Scientific Community at Large

  • Identify new ways to communicate information--explicitly explore use of the World Wide Web. Increasingly there will be data sets produced through teams of people at various time/spatial scales that should be accessible and usable, locally, regionally, nationally, and globally.

  • Develop Knowledge Maps. This recommendation is intended to result in a "Yellow Pages" of who is working on what where.

  • Identify "Story Tellers" with credibility and charisma in the scientific community. These individuals should convey a sense of excitement and generate enthusiasm among scientists and the public for successful integrated scientific efforts. This recommendation is intended to begin to provide a history of experiences with the issues/questions investigated, who was chosen inside and outside science to participate, and what works and does not work in the interdisciplinary, collaborative environment.

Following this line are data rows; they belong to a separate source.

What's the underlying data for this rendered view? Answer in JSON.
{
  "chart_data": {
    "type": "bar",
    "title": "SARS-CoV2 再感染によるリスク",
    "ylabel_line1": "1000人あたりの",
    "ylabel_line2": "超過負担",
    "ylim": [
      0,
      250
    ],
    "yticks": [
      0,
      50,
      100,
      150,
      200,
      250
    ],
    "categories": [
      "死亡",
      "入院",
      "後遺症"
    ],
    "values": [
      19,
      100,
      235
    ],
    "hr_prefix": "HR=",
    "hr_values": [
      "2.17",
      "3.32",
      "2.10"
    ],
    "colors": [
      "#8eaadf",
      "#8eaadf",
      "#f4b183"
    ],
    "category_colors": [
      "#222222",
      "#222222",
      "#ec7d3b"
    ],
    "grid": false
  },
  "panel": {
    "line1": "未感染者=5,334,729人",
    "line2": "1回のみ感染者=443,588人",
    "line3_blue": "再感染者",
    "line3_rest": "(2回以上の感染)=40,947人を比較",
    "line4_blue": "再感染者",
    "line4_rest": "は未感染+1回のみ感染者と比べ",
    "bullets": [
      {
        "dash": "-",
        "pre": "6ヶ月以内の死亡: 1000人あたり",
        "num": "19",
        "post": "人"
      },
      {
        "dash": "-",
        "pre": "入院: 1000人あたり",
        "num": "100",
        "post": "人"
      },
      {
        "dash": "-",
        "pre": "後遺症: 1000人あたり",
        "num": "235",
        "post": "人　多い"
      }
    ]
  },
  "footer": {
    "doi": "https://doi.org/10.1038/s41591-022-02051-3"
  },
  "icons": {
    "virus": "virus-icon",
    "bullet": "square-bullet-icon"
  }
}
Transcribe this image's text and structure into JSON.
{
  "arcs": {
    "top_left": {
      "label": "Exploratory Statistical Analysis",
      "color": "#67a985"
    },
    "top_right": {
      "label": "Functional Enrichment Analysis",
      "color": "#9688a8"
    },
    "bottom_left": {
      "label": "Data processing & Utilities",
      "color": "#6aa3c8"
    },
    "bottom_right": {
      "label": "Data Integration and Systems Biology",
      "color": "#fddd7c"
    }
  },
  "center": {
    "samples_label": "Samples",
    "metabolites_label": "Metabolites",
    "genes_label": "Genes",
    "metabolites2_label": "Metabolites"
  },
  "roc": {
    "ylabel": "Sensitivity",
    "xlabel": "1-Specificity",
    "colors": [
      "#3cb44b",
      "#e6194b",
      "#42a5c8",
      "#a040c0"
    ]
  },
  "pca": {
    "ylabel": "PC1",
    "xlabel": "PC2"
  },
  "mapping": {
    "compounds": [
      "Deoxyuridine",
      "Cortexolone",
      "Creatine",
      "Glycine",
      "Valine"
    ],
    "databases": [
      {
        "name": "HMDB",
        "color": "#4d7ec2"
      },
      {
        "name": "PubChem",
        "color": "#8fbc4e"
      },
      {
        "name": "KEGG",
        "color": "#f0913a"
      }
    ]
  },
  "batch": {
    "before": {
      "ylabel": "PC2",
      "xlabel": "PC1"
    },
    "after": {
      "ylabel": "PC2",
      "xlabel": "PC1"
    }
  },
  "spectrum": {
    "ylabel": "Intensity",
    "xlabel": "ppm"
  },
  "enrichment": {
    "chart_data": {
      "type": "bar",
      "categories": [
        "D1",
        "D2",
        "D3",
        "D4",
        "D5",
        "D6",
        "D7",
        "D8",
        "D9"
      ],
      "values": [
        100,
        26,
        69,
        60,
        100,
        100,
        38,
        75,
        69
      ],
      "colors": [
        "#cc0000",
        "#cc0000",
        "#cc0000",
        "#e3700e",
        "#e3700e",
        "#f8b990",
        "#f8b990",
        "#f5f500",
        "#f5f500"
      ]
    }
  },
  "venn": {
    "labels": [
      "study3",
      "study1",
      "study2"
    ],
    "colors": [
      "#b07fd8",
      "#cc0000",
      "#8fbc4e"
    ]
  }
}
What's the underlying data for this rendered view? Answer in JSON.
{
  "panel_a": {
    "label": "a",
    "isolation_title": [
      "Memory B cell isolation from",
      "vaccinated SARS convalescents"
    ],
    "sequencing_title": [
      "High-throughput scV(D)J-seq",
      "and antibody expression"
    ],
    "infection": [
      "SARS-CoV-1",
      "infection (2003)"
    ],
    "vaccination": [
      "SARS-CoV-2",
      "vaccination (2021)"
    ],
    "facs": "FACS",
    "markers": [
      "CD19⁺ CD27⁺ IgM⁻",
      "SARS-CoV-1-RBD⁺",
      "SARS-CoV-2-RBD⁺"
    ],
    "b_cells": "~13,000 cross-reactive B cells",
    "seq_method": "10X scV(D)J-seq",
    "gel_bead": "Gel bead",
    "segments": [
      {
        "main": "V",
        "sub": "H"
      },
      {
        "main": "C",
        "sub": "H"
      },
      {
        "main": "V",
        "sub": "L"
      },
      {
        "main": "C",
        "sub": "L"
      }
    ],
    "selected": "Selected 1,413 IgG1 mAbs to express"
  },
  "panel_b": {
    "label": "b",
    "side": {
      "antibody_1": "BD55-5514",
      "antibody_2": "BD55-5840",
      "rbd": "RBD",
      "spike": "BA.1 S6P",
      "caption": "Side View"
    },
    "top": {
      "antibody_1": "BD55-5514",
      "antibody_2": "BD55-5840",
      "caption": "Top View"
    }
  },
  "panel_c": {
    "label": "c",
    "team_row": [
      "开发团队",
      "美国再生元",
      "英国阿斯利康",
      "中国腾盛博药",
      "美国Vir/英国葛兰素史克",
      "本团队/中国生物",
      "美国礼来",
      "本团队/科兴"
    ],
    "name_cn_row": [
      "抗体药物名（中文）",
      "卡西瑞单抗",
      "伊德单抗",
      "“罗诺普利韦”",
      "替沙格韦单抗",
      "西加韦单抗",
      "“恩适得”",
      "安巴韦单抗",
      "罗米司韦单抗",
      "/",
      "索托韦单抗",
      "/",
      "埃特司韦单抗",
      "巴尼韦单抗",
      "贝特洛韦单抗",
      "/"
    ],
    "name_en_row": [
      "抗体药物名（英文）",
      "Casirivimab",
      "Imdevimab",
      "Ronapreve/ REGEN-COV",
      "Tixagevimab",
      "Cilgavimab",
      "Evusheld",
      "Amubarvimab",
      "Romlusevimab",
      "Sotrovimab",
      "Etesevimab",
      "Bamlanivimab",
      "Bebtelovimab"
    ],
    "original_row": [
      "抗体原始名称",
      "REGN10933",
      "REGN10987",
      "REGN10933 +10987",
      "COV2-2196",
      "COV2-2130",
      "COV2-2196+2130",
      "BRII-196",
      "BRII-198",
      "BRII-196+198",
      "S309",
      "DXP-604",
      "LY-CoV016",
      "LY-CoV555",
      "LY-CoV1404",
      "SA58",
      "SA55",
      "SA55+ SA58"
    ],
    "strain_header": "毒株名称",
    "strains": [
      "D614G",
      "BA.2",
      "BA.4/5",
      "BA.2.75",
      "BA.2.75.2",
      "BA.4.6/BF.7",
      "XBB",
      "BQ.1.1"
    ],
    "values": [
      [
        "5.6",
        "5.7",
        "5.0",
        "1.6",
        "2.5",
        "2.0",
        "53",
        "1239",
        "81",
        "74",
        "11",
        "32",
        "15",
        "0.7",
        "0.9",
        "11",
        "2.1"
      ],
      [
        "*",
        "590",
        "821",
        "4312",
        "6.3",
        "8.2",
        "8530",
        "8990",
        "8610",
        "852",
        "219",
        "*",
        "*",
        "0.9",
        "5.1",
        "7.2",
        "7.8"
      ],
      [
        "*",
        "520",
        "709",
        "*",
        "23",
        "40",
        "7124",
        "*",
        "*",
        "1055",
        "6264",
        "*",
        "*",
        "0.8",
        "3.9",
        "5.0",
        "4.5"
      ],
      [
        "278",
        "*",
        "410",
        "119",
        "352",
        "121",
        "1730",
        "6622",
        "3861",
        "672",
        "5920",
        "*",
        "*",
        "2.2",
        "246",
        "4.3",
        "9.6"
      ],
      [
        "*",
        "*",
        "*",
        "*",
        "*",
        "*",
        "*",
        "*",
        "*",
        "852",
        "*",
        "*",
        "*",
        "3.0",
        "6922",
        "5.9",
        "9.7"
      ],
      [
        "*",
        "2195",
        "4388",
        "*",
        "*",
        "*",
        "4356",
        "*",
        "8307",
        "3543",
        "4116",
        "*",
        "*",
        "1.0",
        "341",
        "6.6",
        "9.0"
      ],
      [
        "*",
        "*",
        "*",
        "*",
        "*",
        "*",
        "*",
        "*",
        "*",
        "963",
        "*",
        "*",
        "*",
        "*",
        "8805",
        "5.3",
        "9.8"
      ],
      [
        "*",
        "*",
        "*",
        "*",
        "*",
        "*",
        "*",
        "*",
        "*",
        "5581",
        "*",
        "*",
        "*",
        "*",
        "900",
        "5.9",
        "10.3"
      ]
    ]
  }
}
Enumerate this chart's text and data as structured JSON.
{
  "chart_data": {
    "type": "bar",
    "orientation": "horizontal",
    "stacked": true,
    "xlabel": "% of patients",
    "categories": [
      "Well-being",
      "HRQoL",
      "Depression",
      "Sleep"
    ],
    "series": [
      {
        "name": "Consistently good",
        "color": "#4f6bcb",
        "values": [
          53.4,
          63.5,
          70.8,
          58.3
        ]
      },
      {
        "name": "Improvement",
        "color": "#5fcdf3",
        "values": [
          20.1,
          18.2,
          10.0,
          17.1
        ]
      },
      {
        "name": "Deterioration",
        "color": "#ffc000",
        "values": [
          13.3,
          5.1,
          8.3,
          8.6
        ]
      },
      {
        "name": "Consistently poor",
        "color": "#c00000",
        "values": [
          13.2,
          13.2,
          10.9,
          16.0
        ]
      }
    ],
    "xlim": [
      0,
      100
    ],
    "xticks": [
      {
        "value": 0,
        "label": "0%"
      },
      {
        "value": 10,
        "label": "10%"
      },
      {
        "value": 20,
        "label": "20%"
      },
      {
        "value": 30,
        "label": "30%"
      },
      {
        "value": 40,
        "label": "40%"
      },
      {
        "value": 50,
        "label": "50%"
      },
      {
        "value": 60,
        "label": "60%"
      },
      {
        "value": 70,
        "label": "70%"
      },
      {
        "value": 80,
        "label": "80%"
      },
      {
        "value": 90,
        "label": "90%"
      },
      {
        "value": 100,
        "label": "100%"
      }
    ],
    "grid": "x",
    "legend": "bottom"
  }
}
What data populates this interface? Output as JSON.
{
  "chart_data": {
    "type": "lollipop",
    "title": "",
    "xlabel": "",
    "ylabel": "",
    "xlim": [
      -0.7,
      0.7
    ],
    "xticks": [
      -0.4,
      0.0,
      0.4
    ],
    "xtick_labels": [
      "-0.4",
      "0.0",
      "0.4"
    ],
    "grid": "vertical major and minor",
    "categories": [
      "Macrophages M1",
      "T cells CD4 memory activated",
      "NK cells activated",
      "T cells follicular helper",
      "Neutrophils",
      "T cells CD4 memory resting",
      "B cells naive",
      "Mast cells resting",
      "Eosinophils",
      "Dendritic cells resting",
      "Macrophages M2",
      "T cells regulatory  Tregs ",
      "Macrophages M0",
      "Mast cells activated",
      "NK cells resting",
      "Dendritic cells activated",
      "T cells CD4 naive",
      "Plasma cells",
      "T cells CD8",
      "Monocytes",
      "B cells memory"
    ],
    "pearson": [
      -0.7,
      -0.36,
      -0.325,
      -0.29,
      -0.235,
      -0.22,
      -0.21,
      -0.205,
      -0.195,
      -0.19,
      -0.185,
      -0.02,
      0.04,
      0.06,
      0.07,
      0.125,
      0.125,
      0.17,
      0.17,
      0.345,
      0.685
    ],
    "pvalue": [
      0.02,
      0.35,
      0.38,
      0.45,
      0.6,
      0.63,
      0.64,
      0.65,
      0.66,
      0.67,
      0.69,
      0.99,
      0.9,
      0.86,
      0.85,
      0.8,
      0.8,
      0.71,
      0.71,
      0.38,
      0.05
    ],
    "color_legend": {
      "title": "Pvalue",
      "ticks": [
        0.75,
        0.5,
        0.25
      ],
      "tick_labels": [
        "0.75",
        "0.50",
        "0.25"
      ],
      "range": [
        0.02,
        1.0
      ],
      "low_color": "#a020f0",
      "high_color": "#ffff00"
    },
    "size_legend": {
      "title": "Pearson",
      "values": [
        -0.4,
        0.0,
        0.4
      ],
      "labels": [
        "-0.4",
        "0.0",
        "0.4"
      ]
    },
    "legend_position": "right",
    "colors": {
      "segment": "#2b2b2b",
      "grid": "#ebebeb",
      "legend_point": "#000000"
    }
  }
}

  • Promote and support sabbaticals/details/ exchanges within, between and among the academic, government and industry science institutions to encourage the exchange of thinkers, thinking and ideas. Constant cross-fertilization is viewed as opportunity to be productive scientifically in another environment. This kind of opportunity should be open to managers, technicians, etc., for as short a time as a week to a year or more.

  • Stress the importance of cooperative integrated learning.

  • Create a Presidential award to recognize a group doing integrated science that has had the greatest impact.

  • Through community/town hall meetings learn about problems or what are perceived problems that need to be addressed.

Conclusion

The U.S. Geological Survey has the advantage of a broad range of programmatic scientific opportunities that require an interdisciplinary, integrated approach. The outcomes from this workshop, provide a number of suggested approaches that tackle the institutional and cultural adjustments needed to enhance the conduct of interdisciplinary science. The enthusiasm and interest of participants for future discussion will result in the establishment of a self-directed cohort group. Additionally, to sustain momentum, ideas for an action plan are offered in Appendix 5 to move forward in the community with continued debate, discussion, and finally implementation of workshop results and recommendations.